Только на пятом или шестом витке генерал-лейтенант начал слегка
повторяться. Видимо, он и сам это почувствовал. Поэтому вернулся к столу и
долго сидел, закрыв лицо руками. Потом сказал:
-- Иди, капитан, отдыхай. И вы, ребята, тоже. Дальше я уж сам этим
делом займусь. Только никому об этом -- ни слова. Понимаете, надеюсь?
-- Так точно, товарищ генерал-лейтенант, -- ответил я за всех.
Вернувшись в часть, мы сгоняли Артиста за бутылкой -- это у него в
любой ситуации хорошо получалось -- и помянули Тимоху.
Бывшего каскадера "Мосфильма". Лейтенанта Тимофея Варпаховского.
Светлая ему память.
Такой вот у нас денек получился. И я чувствовал, что этим дело не
кончится. Внутренний голос мне это подсказывал. А он мне никогда не врет.
Даже когда я сам себе пытаюсь врать. И на этот раз не соврал.
На следующий день, как всегда после операции, нам полагался, как
говорят на гражданке, отгул. Но уже в десять утра к нам в казарму вошел наш
полковник Дьяков. Лицо у него было как после тяжелого боя с большими
потерями с нашей стороны.
-- Что у вас там вчера случилось? -- спросил он меня.
-- Я представил рапорт.
-- А кроме того, что в рапорте?
-- Николай Дементьевич, мало у вас своих проблем? Ничего хорошего не
случилось. А что случилось -- об этом доложено командующему армией.

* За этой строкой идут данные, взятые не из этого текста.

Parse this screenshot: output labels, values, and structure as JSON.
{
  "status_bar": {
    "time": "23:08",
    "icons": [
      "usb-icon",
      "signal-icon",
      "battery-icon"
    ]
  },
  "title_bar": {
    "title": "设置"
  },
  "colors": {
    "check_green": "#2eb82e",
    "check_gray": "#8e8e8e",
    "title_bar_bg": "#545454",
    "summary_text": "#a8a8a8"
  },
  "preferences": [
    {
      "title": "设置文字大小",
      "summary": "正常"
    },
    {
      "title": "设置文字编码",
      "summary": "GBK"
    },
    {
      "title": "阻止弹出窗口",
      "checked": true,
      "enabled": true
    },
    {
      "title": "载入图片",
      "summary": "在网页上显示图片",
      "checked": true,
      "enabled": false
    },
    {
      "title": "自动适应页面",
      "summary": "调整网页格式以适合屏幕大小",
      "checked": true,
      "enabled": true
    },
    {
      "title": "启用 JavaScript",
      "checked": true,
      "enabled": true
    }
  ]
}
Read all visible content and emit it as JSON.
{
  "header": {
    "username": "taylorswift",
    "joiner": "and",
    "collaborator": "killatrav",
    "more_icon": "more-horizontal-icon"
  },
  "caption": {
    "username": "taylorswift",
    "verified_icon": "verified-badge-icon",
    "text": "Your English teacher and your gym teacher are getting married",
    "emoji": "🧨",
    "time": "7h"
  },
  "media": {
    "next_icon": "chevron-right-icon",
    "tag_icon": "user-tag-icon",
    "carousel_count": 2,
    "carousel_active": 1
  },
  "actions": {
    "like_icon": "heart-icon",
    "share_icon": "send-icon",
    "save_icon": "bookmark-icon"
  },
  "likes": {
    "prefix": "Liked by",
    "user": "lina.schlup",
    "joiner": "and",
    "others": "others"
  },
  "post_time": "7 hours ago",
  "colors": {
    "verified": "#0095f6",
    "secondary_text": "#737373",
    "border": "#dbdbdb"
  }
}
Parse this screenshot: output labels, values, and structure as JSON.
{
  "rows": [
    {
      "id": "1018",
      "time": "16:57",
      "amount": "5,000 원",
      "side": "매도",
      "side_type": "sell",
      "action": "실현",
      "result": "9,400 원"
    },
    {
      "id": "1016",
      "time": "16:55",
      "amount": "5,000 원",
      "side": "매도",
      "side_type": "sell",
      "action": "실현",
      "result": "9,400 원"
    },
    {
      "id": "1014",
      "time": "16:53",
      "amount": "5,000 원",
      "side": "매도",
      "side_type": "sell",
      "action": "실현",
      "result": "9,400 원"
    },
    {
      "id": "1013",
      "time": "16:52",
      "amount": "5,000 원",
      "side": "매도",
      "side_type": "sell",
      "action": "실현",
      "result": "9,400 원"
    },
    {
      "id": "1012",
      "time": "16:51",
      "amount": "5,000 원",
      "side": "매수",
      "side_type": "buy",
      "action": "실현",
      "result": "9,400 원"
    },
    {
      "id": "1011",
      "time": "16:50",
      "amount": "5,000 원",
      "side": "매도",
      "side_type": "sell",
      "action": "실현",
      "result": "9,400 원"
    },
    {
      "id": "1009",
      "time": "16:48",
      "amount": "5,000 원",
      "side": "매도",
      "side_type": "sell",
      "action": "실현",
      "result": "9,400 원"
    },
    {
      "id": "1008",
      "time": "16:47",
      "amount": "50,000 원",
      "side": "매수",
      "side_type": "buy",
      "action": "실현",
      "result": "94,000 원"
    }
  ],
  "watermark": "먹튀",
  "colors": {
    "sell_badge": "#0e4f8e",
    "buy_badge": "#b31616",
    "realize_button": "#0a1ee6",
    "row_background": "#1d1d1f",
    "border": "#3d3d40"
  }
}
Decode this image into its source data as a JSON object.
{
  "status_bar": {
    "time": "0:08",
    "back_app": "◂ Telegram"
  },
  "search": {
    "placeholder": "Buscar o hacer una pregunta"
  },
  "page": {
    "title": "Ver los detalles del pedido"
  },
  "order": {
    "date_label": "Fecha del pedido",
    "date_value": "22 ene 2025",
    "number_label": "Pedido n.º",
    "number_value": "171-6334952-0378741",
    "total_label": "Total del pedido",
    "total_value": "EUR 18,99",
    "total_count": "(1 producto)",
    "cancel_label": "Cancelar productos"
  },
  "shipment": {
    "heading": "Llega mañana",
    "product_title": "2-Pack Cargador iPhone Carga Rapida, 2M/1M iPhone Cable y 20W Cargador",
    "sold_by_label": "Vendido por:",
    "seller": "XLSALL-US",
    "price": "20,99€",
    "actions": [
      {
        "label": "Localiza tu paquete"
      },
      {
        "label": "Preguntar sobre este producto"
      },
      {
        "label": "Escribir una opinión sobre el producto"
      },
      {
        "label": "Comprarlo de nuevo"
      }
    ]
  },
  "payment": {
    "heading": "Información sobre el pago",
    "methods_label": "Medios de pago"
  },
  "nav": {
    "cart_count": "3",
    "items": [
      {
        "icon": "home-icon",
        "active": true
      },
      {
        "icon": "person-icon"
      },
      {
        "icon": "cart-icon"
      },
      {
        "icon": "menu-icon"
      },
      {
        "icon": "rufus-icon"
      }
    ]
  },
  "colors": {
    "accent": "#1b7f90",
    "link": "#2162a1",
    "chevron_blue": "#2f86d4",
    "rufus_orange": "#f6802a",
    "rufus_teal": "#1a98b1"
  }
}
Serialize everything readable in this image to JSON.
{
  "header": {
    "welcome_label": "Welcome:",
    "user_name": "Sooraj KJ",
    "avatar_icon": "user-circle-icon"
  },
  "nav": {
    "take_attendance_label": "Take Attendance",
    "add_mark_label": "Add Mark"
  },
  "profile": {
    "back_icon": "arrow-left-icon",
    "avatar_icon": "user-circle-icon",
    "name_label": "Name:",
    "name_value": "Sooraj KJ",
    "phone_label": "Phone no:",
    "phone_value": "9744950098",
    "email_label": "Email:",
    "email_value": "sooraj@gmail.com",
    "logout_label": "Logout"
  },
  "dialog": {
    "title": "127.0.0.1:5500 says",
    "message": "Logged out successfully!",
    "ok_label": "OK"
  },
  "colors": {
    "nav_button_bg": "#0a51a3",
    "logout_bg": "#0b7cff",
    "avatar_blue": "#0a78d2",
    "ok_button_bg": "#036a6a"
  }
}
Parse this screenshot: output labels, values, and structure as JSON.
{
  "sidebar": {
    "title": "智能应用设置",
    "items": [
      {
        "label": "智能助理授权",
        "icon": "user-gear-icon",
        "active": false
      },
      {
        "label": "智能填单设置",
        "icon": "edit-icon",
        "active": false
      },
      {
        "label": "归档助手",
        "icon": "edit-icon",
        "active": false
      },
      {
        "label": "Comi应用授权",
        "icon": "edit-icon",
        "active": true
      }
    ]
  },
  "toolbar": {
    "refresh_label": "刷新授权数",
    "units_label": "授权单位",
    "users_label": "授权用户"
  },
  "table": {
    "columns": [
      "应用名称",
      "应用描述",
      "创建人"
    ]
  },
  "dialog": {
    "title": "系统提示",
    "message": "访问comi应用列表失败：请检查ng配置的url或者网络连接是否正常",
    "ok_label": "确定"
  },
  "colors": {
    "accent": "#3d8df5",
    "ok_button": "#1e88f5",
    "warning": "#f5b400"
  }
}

-- Выходит, вы у него вчера были?
-- Пришлось.
-- Ладно. Не хочешь -- не говори.
-- Не имею права.
-- Я так и понял. Собирайтесь, он вас вызывает. К одиннадцати
ноль-ноль. -- Он помолчал и добавил: -- Без оружия.
-- Форма одежды парадная? -- поинтересовался Артист.
-- Парадная? -- переспросил полковник. -- Не думаю. Нет, не думаю, --
повторил он.
Мы побрились, надраились, навели марафет и в десять пятьдесят были на
КПП штаба армии: подобранные, подтянутые струночкой, словно бы облитые
полевой камуфляжкой, -- не на всяком и парадная форма так сидит, с боевыми
наградами -- у кого что было. А у всех было -- от медали "За отвагу" у Мухи
и Трубача до "Ордена Мужества" и американского "Бронзового орла" у меня.
"Орла" мне вручил мне посол США за освобождение двух журналистов Си-эн-эн.
На КПП нас встретили, как делегацию НАТО: полная корректность и нуль
эмоций. Один дежурный офицер передал нас другому, тот -- третьему, и ровно в
одиннадцать ноль-ноль адъютант открыл перед нами двери кабинета
командующего:
-- Вас ждут.
Командарм, похоже, эту ночь на спал -- таким тяжелым и обрюзгшим было
его лицо. В кабинете сидел еще один человек -- лет пятидесяти, с бледным
сухим лицом, в очках с тонкой золоченой оправой. Он был в штатском, но
темно-синий костюм на нем сидел, как форма на кадровом офицере.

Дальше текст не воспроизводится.